The marketplace would do a wonderful job in providing organs and blood products, if unleashed from government control. Everything has value, including above all the health of human beings — and the most destitute among us can make a wish and have it granted by a free society and the innumerable charities a free society can support. For the rest of us, a little personal responsibility goes a very long way. It’s also the American way, if you ever watched an old Western, or one of Clint Eastwood’s more recent ones!
If we get more governmentized and centrally managed health care, one thing we can look forward to is even more waste and misallocation in the industry — and both of these eventually find a home in black and grey markets, which in turn foster increased distrust and delegitimization of government.
What Americans need is a helpful analogy, like "Cash for Clunkers," to help them think about the health care proposals being put forth by government and interested corporate beneficiaries. How about collective agriculture in the old Soviet Union and Eastern Europe? During the Cold War, we often heard about the incredibly productive backyard gardens of the downtrodden peasants, and the poor yields of the massive state fields. The uninformed among us credited this as an excellent example of incentive over command economies. But what we forgot then, briefly, is that, absent a true pricing system and real freedom, productivity and availability of goods will always be severely constrained overall.

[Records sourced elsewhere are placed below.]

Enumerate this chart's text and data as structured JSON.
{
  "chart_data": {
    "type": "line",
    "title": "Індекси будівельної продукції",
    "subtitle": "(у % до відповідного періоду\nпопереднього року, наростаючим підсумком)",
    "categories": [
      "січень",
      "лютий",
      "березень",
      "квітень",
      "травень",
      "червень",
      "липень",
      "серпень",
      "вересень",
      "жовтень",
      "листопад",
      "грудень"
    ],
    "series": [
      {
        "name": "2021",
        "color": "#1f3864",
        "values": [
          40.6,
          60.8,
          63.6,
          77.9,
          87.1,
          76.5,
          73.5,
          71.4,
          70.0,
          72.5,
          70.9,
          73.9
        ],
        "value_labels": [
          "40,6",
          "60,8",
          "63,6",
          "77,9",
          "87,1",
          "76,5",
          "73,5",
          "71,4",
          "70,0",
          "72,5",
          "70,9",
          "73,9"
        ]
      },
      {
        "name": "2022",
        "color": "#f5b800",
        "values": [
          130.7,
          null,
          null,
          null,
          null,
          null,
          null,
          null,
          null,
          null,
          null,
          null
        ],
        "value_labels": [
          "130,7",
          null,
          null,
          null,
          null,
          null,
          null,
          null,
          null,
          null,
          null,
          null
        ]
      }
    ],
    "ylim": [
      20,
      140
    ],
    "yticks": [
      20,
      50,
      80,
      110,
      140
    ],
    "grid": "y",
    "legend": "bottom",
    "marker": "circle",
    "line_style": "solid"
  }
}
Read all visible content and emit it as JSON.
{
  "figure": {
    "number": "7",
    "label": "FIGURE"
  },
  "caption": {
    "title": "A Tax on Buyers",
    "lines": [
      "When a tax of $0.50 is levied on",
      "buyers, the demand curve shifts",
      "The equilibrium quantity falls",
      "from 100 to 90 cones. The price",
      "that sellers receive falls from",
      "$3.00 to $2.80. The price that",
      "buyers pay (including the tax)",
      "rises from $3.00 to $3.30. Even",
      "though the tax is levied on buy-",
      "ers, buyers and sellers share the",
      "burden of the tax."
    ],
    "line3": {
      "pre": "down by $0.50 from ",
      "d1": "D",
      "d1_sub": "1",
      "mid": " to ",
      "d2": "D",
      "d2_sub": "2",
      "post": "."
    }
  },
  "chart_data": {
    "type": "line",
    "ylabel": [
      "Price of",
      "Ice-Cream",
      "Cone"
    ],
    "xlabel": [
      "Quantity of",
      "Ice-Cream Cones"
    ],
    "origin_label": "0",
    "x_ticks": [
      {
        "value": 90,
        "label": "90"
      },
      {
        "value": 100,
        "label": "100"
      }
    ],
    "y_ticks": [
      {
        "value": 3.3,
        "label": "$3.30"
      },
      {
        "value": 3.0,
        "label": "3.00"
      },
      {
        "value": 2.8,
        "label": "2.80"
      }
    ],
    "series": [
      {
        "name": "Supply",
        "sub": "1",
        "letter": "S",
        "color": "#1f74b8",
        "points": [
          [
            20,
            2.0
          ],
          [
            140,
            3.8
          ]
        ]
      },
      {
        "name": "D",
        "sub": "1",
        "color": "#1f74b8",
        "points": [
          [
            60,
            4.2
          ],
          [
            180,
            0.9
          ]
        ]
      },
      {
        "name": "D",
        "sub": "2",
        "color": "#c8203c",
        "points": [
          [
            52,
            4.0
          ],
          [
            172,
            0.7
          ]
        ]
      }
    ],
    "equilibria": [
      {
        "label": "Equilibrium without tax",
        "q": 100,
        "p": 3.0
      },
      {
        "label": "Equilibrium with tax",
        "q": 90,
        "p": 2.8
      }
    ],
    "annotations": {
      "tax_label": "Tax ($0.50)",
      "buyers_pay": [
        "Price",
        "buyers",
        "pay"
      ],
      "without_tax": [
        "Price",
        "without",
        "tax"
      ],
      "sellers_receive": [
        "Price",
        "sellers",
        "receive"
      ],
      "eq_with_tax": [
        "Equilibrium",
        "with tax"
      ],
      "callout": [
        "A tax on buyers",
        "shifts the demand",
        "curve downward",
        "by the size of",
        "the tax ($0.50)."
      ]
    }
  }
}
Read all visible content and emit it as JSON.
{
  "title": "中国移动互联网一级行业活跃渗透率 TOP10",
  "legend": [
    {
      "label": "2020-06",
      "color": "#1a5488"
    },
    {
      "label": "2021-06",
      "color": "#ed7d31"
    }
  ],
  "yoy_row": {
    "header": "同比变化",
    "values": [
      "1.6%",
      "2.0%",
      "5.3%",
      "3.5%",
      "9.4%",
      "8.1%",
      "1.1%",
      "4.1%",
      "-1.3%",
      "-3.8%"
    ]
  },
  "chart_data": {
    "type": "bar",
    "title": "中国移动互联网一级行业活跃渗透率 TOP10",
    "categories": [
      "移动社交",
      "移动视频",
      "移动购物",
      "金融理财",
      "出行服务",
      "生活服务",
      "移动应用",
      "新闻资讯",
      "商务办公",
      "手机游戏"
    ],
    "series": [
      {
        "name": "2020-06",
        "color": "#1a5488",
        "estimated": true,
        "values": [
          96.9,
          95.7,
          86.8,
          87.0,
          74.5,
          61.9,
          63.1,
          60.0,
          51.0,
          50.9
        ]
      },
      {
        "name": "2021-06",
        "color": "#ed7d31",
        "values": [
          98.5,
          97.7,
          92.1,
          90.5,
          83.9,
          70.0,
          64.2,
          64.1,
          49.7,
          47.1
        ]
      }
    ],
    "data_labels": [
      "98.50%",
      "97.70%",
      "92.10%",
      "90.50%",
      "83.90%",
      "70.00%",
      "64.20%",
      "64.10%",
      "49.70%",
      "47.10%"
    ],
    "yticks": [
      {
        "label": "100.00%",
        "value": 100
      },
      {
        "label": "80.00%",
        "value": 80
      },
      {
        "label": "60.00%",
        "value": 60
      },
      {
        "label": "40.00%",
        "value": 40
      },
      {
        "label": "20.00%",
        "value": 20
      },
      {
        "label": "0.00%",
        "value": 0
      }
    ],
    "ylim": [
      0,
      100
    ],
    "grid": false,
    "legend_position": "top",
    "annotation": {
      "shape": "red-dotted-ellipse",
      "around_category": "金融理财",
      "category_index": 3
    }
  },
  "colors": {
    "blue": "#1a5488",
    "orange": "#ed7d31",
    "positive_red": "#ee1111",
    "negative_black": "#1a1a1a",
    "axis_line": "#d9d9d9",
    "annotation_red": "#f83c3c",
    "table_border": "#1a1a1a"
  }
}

In the 1980s assessment of backyard garden superproductivity of the old Soviet Union, agriculturalists, economists and pro-freedom advocates all missed a simple fundamental reality. This mythical small-garden "productivity" was wholly dependent on a concentration of work time, equipment, fertilizer, good seed, and actual meat, grain, fruits and vegetable products "stolen" from the "state" and subsequently sold on the "free market."
That this theft was justified to feed the people is beside the point. Collective and command driven health care will produce similar results — and ultimately we will begin to hate the healthy.